Over the last decade the growth of online shopping has been relentless, putting pressure on the high street to maintain footfall. Some experts have claimed the Covid-19 pandemic has expedited this decline by up to 5 years.
In the same vein commercial office space across the country is being hit with a sudden drop in demand due to the pandemic. Work forces across the country are utilising technology in order to efficiently work from home. This again was a growing trend pre-pandemic but has now become a fast-changing norm across the country.
Large commercial office blocks along with public transport links are deserted with many workers having no set date to return to the office environment. Experts are predicting it could be some time before we see workers slowly return to offices and in many cases they will never return.
Leading UK commercial property investment trusts have had their funds ‘gated’. With their leading commercial property funds suspended, naturally, people feared the worst and rushed for the exit. Funds normally keep cash set aside in order to service redemption demands but due to the scale of the requests, fund managers had to freeze investors’ cash.
One sector that is bucking the trend and taking advantage of the huge shift in human activity is the warehouse market. In particular, the 45,000 sq ft “mega box” or as some call it the “big shed” is seeing huge demand as the need for warehousing connected to online demand grows.
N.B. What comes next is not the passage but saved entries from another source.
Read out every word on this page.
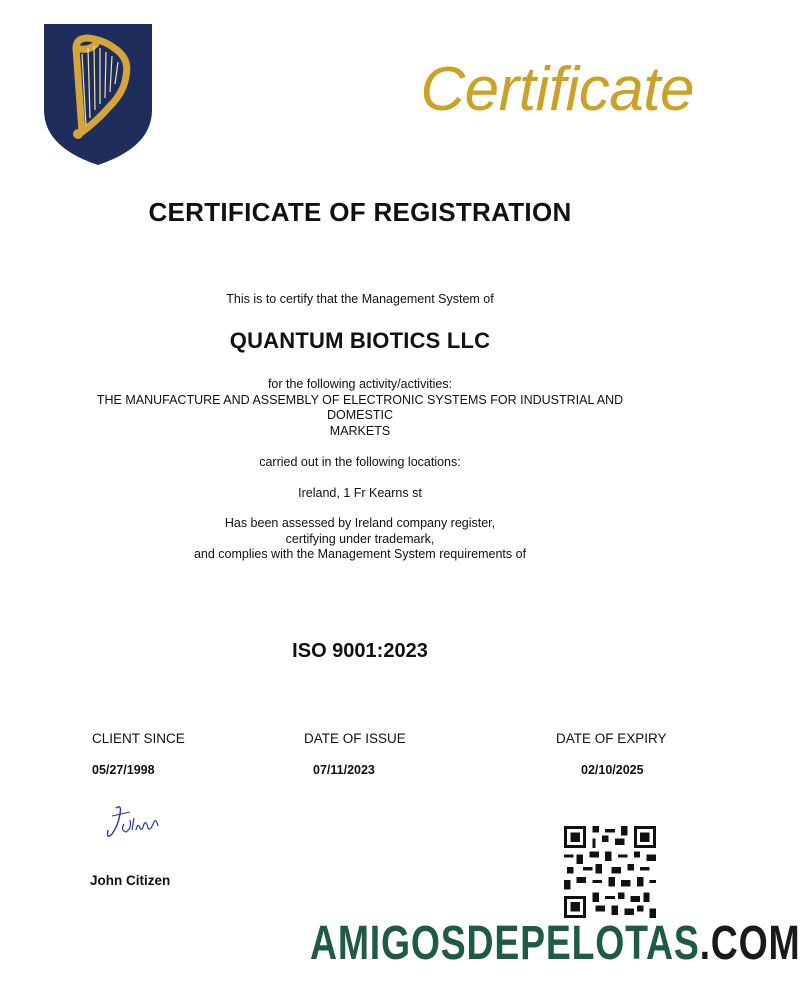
Certificate
CERTIFICATE OF REGISTRATION
This is to certify that the Management System of
QUANTUM BIOTICS LLC
for the following activity/activities:
THE MANUFACTURE AND ASSEMBLY OF ELECTRONIC SYSTEMS FOR INDUSTRIAL AND
DOMESTIC
MARKETS
carried out in the following locations:
Ireland, 1 Fr Kearns st
Has been assessed by Ireland company register,
certifying under trademark,
and complies with the Management System requirements of
ISO 9001:2023
CLIENT SINCE
05/27/1998
DATE OF ISSUE
07/11/2023
DATE OF EXPIRY
02/10/2025
John Citizen
AMIGOSDEPELOTAS.COM
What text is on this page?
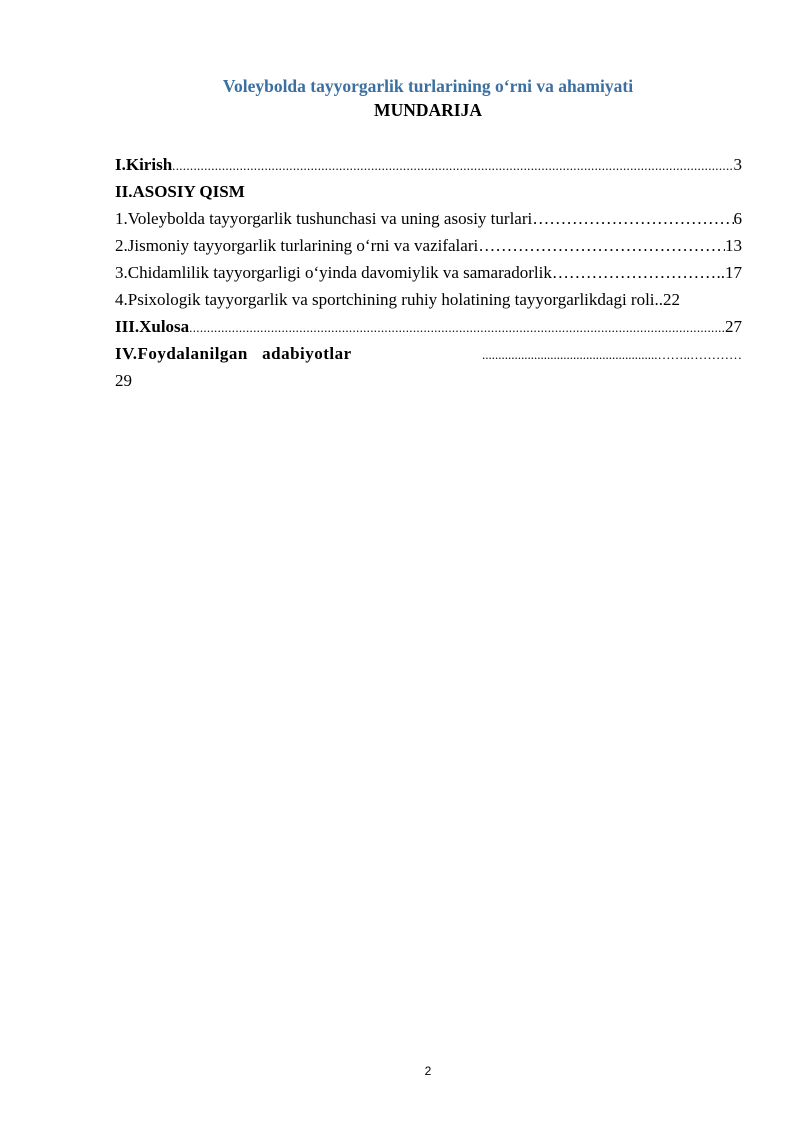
Voleybolda tayyorgarlik turlarining o‘rni va ahamiyati
MUNDARIJA
I.Kirish .....	3
II.ASOSIY QISM
1.Voleybolda tayyorgarlik tushunchasi va uning asosiy turlari ………………………………………………………………………………………………………………………………	6
2.Jismoniy tayyorgarlik turlarining o‘rni va vazifalari ………………………………………………………………………………………………………………………………	13
3.Chidamlilik tayyorgarligi o‘yinda davomiylik va samaradorlik ………………………………………………………………………………………………………………………………	..17
4.Psixologik tayyorgarlik va sportchining ruhiy holatining tayyorgarlikdagi roli.. 22
III.Xulosa .....	27
IV.Foydalanilgan   adabiyotlar	......................................................……..…………
29
2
As mentioned previously again this is no surprise and has been the case over the last 5 years. But the pandemic has rocketed this trend as both logistics and e-commerce firms scramble to meet the demand. The demand looks like it will continue into 2021 and beyond as firms look to shore up their supply chains in order to keep smooth and consistent sales execution.
One of the fastest growing companies is Wayfair.com who are increasing their warehouse capacity at an exponential level according to the Savills report. In addition to Wayfair, Next, Ocado, John Lewis and Marks & Spencer have all announced plans to spend hundreds of millions of pounds on building out their supply chains over the next few years. This is also not taking into account the continual growth of big players such as Amazon, Tesco & Asda.
Savills also added that they are not witnessing any effects on occupier demand, either positive or negative from Brexit. This has the potential to change over the coming months as more clarity emerges regarding the post-transition-period trading environment.
At the turn of the year, online traffic accounted for just under 20% of all retail sales, but by March this number had jumped to over 30%. This jump in growth could not have been predicted and left retailers and logistic networks stretched even before the pre festive rush. To put this growth into perspective- previous research estimated that online traffic would deliver 25% of online sales by the end of 2022
Industry experts believe this trend will continue but at a slightly more modest level after the run up to the festive period. Home delivery and returns eat into retailers’ profit margins however retailers fear being left behind if they do not transition their offering to include an online service. To secure the profitability of an online delivery model retailers must take advantage of economies of scale efficiencies driven by new warehouses/logistics automation technology.
Experts believe that a hybrid model will become the norm where some retail drift back to the high street while still offering their online services. The same will take place in the city as employers try to integrate what they have learned during the pandemic and apply a hybrid model to their office space demands.
As with most sectors what goes around will come around, there will be some shifts in demand due to both the pandemic and Brexit but there will always be opportunities for investors and developers to spot long term trends and take advantage of the new dynamic landscape.